Online-Adventskalender stehen seit Jahren bei den Internet-Nutzern hoch im Kurs. Kein Wunder, verlocken doch hochwertige Preise zum schnellen Klick auf der Homepage. Doch statt toller Gewinne verstecken sich leider immer öfter auch
teure Kostenfallen hinter den Türchen der Adventskalender.
Alle Jahre wieder
Bereits im vergangenen Jahr hat der
Bundesverband der Verbraucherzentralen (vzbv) ein einschlägig bekanntes Unternehmen erfolgreich abmahnen lassen. So hat der Betreiber der Seite my-adventskalender.de versucht, Verbraucher mit der Chance auf lukrative Gewinne in die Falle zu locken, denn für die Nutzung des vorweihnachtlichen Angebotes berechnete der Anbieter stolze 59 Euro. Die Kosten wurden allerdings nur im Kleingedruckten genannt. Die zuständigen Richter vom Landgericht Hanau stellten in ihrem Urteil vom 7. Dezember 2007 (Aktenzeichen 9 O 870/07) fest, dass das Unternehmen in dieser Form nicht arbeiten dürfe.

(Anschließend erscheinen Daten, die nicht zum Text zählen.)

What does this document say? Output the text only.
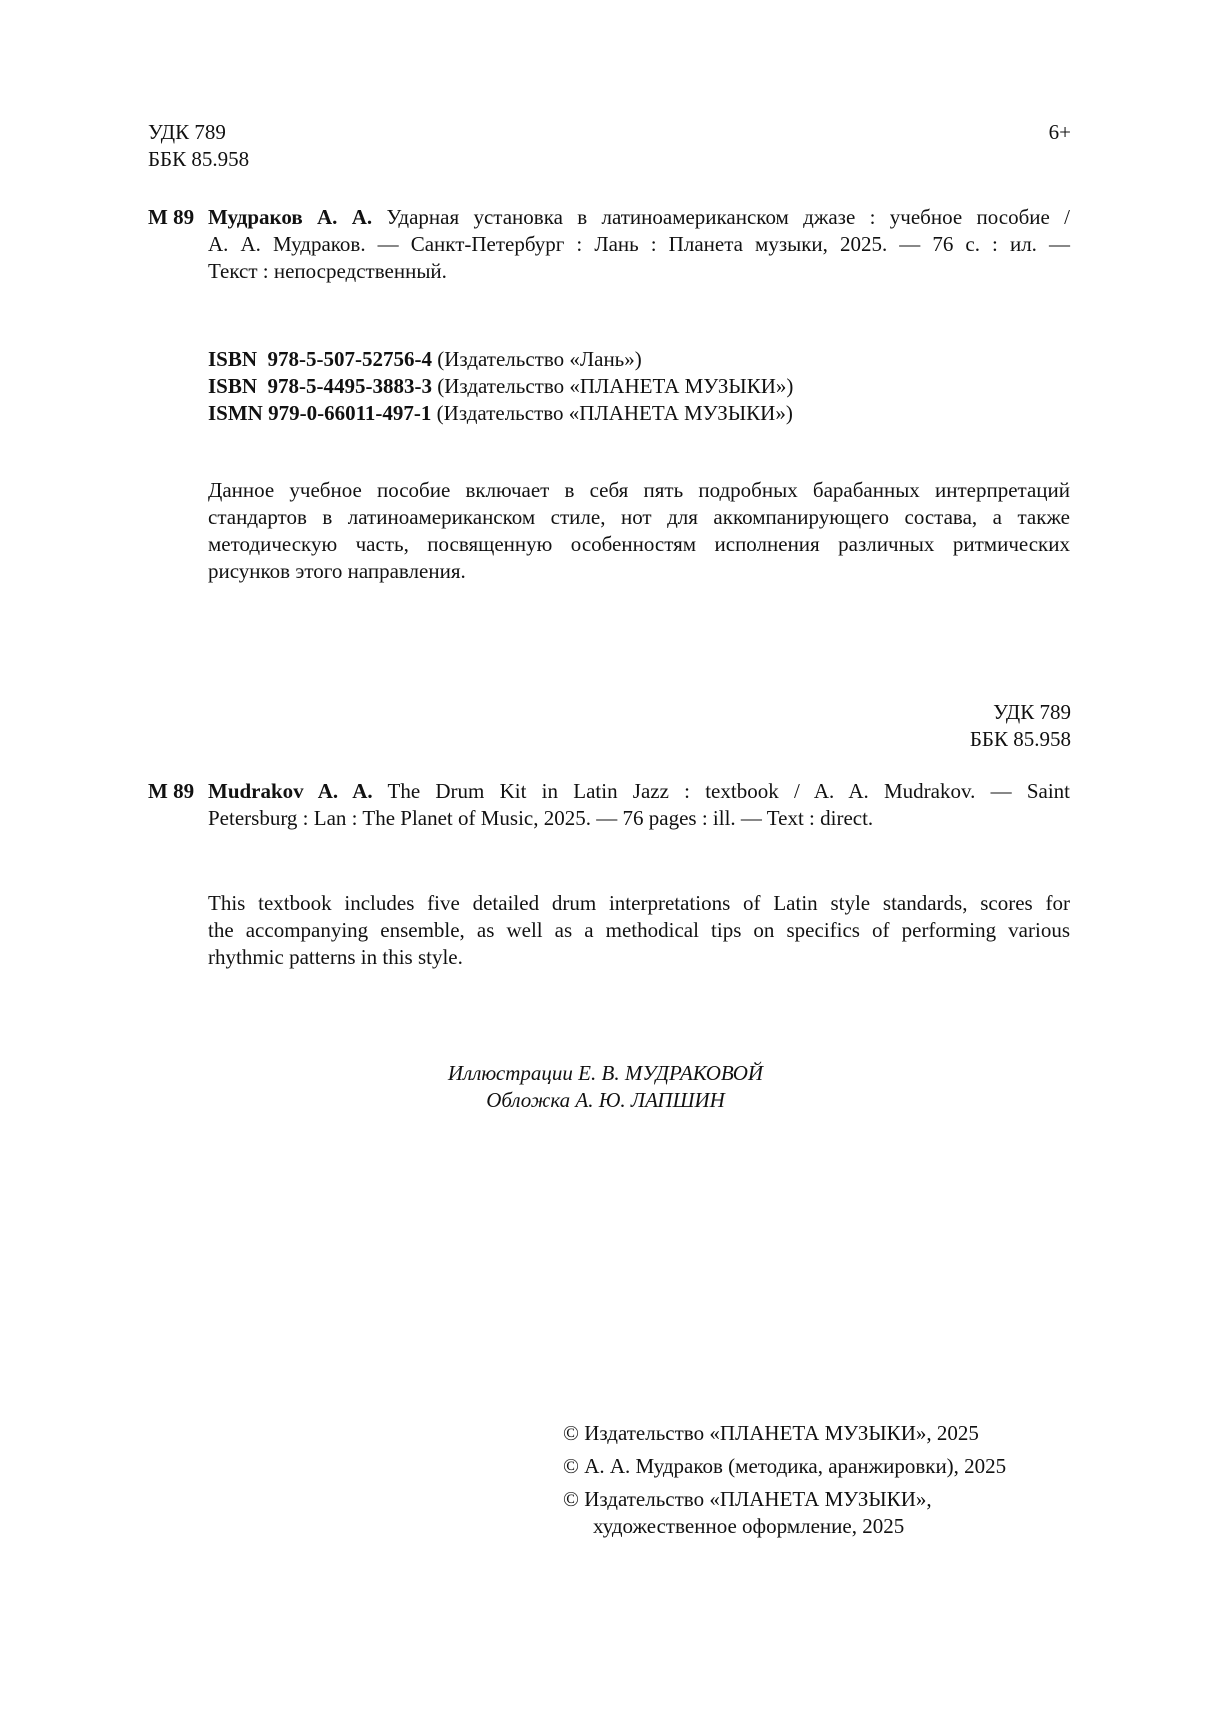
УДК 789
ББК 85.958
6+
М 89 Мудраков А. А. Ударная установка в латиноамериканском джазе : учебное пособие /
А. А. Мудраков. — Санкт-Петербург : Лань : Планета музыки, 2025. — 76 с. : ил. —
Текст : непосредственный.
ISBN 978-5-507-52756-4 (Издательство «Лань»)
ISBN 978-5-4495-3883-3 (Издательство «ПЛАНЕТА МУЗЫКИ»)
ISMN 979-0-66011-497-1 (Издательство «ПЛАНЕТА МУЗЫКИ»)
Данное учебное пособие включает в себя пять подробных барабанных интерпретаций
стандартов в латиноамериканском стиле, нот для аккомпанирующего состава, а также
методическую часть, посвященную особенностям исполнения различных ритмических
рисунков этого направления.
УДК 789
ББК 85.958
M 89 Mudrakov A. A. The Drum Kit in Latin Jazz : textbook / A. A. Mudrakov. — Saint
Petersburg : Lan : The Planet of Music, 2025. — 76 pages : ill. — Text : direct.
This textbook includes five detailed drum interpretations of Latin style standards, scores for
the accompanying ensemble, as well as a methodical tips on specifics of performing various
rhythmic patterns in this style.
Иллюстрации Е. В. МУДРАКОВОЙ
Обложка А. Ю. ЛАПШИН
© Издательство «ПЛАНЕТА МУЗЫКИ», 2025
© А. А. Мудраков (методика, аранжировки), 2025
© Издательство «ПЛАНЕТА МУЗЫКИ»,
художественное оформление, 2025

Abzocke: 97 Euro werden beim Türchen-Öffnen fällig. Screenshot: onlinekosten.de
Einschlägige Urteile schrecken Betrüger nicht ab
Auch in diesem Jahr sind wieder dubiose Geschäftsleute mit der gleichen Masche auf Kundenfang gegangen. Laut einem Bericht des Online-Portals computerbetrug.de werben beispielsweise die Betreiber der Seiten advents-tuer.com und mein-adventskalender.net um Kunden. Das Unternehmen, eine englische Briefkastenfirma namens NOM New Online Media Limited mit Sitz in Wakefield, verspricht den Teilnehmern im Text unter anderem Gewinne wie Kochrezepte, Gedichte und ein tägliches Horoskop für ein ganzes Jahr. Von den abgebildeten Gewinnen wie ein Mobiltelefon, einem Apple iPod touch und einer Sony Playstation 3 ist im Text allerdings keine Rede. Um teilnehmen zu können, müssen Interessierte lediglich ihre persönlichen Daten in ein Online-Formular eintragen. Wird dann ein Türchen des Adventskalenders geöffnet, werden satte 97 Euro fällig. Wenige Tage später flattert den Betroffenen dann eine entsprechende Rechnung ins Haus. Wird diese nicht innerhalb der Frist beglichen, folgen Mahnungen und unter Umständen sogar Inkasso-Briefe.